Traci Johnson was discovered hung on February 7, 2004 in an Indianapolis laboratory run by Eli Lilly. She had been involved in a clinical drug trial on the antidepressant duloxetine, and investigators from the Food and Drug Administration were there to investigate, coming up with inconclusive results. This left plenty of people wondering, was the drug safe or not?
Was Johnson’s death that one off situation? Now, more recently, researchers have been able to nail down differences between different types of depression from blood and urine test. They have determined that some types actually respond badly to traditional antidepressants, as Johnson did, whereas some others respond well. So what stopped them from looking for the differences before running this test?

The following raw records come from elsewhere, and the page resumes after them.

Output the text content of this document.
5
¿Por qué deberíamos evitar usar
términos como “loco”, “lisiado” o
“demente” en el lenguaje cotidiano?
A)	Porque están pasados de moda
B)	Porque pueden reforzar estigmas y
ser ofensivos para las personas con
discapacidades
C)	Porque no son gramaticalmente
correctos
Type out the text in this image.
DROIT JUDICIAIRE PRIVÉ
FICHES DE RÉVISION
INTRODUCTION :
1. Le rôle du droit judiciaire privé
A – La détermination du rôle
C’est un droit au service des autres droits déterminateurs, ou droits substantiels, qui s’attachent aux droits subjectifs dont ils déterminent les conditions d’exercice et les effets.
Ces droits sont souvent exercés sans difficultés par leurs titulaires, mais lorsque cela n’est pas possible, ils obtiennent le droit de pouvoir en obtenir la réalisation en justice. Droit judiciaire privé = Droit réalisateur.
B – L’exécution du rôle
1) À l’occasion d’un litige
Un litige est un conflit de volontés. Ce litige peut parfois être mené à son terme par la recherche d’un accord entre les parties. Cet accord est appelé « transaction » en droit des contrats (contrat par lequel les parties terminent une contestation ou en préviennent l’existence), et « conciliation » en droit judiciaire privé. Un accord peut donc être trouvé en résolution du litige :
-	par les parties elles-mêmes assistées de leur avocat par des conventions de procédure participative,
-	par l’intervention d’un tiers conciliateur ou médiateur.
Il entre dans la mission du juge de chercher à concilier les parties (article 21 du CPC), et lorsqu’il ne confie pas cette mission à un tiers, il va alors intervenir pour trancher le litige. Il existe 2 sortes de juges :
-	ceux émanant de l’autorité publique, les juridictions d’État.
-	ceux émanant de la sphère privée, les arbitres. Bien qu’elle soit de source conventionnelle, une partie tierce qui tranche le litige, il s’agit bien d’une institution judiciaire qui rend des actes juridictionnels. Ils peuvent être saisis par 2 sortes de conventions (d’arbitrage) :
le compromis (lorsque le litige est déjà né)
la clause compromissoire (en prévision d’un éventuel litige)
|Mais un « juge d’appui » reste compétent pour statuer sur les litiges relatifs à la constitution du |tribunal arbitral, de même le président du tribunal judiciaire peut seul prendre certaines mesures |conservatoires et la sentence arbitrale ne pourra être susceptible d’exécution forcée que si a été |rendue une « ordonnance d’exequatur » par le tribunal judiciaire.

Eli Lilly focused on the idea that this was nothing more than an isolated incident, and when any drug company chooses not to publish or reveal these types of results, it leaves the public at large partially uninformed, and in a way, if it is an isolated incident, it protects us from throwing away possibly great drugs because of those one offs.
If you read off the side effects on virtually any common antidepressant, suicide is one of the possible side effects, but only in extreme situations of course. Maybe that’s their way of revealing these types of results in an obscure way. However, the FDA claims their silence is due to the idea that some data in clinical trials is considered
trade secrets or commercially protected information. In other words, if somebody dies, they hide behind trade secrets.
To be fair, the same thing can be said about measured effectiveness, and yet it’s different. Because our body chemistry is so different and we respond so differently, it’s difficult, if not impossible to find any antidepressant that is going to be effective for everybody. We’ve all been through our share of failures and side effects in trying to find the right drug.
The market is littered with stories similar to that of Johnson’s. Marketers are afraid, whether or not their product is riskier, and they don’t want you to know about these incidents, and apparently, neither does the FDA.
Eli Lilly officially lists no suicides and 2 deaths among patients who were enrolled in clinical trials for Cymbalta, which actually had suicides documented. The website now lists 10 clinical trials of Cymbalta and 5 for a drug called Yentreve, where they disclose 1 suicide and 5 deaths combined. There are 5 suicides allegedly left out of the FDA results.
Does this mean that you should swear off your antidepressants and never trust another thing your doctor says about FDA approved drugs? Not at all. Frankly, there have been many helped by antidepressants that may not work or even cause problems for others. But it does mean that you should take the FDA’s word with a grain of salt, and if you find yourself having negative side effects or things like suicidal thoughts, take them seriously and listen to yourself.